Пока заживали раны, Пятому дали больничный отпуск, а вместе с ним в отпуск отправили Лайлу. Как и пять лет назад, теперь она приходила к нему каждый день и не давала замкнуться в себе. Постоянно говорила, таскала за собой по квартире, заставляла помогать ей готовить.
И иногда заводила разговор о произошедшем.
— Ты знаешь, что завтра похороны?
Пятый поджал губы и неопределённо помычал. Лайла недовольно вскинула голову и огрела его деревянной лопаткой.
— Давай без вот этих мрачных взглядов вниз. Честно скажи, ты знаешь или нет?
— Знаю.
— Ты пойдёшь?
Пятый поднял на Лайлу взгляд. Губы дрогнули, а ответ застрял в горле.
— Нет, — сипло и едва слышно выдохнул он. Отвернулся, сосредоточившись на чистке чеснока и добавил: — Мне там не место. Я не смог их спасти, они умерли из-за меня.
Лайла часто заморгала, потом, уже привычно, ударила его в плечо.
— Что за бред ты несёшь, носатый? — она схватила его за плечи и развернула к себе лицом. — Они умерли не из-за тебя. Ты пытался их спасти.

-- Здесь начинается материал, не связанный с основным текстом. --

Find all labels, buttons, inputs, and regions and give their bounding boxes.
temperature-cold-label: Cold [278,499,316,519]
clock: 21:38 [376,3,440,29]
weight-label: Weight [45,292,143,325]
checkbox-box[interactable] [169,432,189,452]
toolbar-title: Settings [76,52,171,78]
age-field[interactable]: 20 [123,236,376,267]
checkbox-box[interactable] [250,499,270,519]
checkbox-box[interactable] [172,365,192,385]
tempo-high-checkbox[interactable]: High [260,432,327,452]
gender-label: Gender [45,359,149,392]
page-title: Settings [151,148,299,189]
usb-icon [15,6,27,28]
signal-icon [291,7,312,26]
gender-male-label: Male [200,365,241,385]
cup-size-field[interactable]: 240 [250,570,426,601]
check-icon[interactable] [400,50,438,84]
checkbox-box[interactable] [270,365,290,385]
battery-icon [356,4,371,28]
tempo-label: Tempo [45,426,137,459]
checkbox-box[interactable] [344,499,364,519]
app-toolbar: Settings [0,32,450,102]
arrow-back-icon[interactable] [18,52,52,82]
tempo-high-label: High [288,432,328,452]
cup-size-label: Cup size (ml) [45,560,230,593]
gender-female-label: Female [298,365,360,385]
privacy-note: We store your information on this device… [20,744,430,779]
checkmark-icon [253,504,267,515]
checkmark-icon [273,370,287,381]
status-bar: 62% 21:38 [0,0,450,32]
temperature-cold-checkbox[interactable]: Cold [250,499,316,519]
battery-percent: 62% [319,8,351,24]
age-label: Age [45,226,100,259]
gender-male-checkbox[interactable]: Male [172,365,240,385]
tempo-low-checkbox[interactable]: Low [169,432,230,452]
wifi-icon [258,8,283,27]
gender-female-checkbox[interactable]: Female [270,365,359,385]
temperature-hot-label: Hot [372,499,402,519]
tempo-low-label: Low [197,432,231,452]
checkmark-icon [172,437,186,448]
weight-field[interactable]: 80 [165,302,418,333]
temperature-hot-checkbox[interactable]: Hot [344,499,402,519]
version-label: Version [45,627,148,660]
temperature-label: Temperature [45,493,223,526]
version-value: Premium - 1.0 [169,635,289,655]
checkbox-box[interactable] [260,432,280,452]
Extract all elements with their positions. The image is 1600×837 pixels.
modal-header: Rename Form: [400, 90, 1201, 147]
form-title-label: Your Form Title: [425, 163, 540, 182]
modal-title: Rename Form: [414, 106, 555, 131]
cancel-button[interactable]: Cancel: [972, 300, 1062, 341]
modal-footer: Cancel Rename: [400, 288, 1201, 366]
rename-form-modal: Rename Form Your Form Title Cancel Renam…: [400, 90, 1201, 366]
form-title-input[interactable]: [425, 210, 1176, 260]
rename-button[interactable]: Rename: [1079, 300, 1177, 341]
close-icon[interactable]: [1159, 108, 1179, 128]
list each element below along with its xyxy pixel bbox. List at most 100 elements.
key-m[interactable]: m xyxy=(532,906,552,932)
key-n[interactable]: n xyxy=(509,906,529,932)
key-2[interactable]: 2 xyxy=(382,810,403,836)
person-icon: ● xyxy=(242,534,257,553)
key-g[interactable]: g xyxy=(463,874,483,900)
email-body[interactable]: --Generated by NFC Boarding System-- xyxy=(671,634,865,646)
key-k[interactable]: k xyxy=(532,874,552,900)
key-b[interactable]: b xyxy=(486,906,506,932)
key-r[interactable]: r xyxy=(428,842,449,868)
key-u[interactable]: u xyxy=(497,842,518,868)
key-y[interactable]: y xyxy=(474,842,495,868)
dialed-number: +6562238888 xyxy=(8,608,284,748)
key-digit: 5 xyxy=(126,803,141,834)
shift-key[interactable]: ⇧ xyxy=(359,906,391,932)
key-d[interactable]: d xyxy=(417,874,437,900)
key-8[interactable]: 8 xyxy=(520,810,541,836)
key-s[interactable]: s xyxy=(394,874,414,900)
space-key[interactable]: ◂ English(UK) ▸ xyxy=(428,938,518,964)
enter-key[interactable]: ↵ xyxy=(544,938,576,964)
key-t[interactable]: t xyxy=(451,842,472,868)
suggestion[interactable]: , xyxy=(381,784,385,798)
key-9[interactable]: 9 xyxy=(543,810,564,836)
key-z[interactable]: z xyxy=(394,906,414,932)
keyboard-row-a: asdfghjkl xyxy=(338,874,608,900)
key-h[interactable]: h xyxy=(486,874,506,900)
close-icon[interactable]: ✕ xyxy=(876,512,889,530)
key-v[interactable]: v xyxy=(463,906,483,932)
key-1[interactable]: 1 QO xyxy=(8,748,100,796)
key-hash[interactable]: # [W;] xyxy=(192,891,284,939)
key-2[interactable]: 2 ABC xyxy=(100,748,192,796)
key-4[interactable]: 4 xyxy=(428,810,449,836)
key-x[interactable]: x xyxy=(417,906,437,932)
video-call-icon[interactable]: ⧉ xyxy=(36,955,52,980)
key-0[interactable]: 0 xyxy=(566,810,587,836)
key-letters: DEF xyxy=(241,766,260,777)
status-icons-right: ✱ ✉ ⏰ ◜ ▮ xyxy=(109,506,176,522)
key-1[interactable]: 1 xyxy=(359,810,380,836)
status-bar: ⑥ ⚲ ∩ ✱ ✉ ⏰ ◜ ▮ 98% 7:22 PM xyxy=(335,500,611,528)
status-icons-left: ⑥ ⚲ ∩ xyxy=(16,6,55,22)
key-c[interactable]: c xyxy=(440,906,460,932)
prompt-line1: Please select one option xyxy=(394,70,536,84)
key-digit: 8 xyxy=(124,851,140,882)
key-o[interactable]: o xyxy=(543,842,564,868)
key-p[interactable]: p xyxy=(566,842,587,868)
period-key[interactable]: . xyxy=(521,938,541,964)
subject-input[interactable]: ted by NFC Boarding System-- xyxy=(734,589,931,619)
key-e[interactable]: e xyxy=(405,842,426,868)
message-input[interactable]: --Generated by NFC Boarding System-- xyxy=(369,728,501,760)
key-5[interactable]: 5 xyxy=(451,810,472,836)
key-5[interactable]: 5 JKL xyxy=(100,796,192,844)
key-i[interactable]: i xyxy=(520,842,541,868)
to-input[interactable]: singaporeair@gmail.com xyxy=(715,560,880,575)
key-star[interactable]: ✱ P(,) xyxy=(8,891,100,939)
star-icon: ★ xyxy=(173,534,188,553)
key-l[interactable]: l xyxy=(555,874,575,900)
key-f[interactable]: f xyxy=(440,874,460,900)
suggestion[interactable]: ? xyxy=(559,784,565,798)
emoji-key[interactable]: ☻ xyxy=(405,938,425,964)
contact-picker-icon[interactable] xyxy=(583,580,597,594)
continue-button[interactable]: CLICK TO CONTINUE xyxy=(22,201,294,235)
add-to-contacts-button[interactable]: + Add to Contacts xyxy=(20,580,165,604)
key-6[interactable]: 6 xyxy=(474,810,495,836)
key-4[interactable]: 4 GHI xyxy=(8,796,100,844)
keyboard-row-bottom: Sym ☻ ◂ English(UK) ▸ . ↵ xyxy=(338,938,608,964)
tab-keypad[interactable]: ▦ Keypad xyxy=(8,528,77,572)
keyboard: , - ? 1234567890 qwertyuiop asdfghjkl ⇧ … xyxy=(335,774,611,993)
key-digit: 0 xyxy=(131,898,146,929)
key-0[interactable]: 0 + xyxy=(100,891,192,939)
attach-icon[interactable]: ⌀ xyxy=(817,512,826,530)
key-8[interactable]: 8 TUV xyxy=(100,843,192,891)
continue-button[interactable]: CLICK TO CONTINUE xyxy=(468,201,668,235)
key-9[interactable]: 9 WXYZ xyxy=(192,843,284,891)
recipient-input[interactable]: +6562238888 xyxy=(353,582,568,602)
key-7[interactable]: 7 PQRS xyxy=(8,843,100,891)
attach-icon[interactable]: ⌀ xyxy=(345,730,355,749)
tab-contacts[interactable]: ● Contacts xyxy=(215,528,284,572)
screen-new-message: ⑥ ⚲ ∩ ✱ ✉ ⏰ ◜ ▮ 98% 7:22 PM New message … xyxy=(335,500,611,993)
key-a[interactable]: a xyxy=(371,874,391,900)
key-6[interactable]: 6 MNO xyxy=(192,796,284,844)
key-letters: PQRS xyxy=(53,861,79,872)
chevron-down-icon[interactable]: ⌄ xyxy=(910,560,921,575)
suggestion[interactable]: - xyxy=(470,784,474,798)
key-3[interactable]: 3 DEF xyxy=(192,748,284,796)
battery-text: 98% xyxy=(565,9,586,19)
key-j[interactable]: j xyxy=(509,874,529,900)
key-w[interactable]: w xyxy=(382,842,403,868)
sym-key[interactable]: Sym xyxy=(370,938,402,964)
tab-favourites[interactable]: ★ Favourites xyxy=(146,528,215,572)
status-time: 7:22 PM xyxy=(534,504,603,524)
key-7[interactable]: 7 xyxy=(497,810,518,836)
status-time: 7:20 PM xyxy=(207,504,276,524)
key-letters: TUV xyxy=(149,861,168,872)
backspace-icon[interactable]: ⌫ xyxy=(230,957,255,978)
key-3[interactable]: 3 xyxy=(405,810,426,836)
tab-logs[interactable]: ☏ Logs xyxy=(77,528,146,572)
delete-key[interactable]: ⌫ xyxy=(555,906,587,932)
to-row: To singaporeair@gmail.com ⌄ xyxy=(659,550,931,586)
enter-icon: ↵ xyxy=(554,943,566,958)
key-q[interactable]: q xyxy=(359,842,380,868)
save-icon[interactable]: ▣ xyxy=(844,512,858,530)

Ты всё возможное сделал, чтобы их спасти.
— И этого было недостаточно.
Лайла нахмурилась.
— Что с тобой стало? Ты был таким самовлюблённым ублюдком, что не восхищаться этим было невозможно. И вдруг все эти «я не справился» и прочая хрень. Ты. Справился.
— Я посмотрел правде в лицо.
Лайла сделала глубокий вдох, а потом влепила ему звонкую пощёчину. Пятый даже не вздрогнул, не коснулся ушибленной щеки.
Он это заслужил.
— Если ты ссышь смотреть на тех, кто оплакивает твою семью — ладно, это на твоей совести.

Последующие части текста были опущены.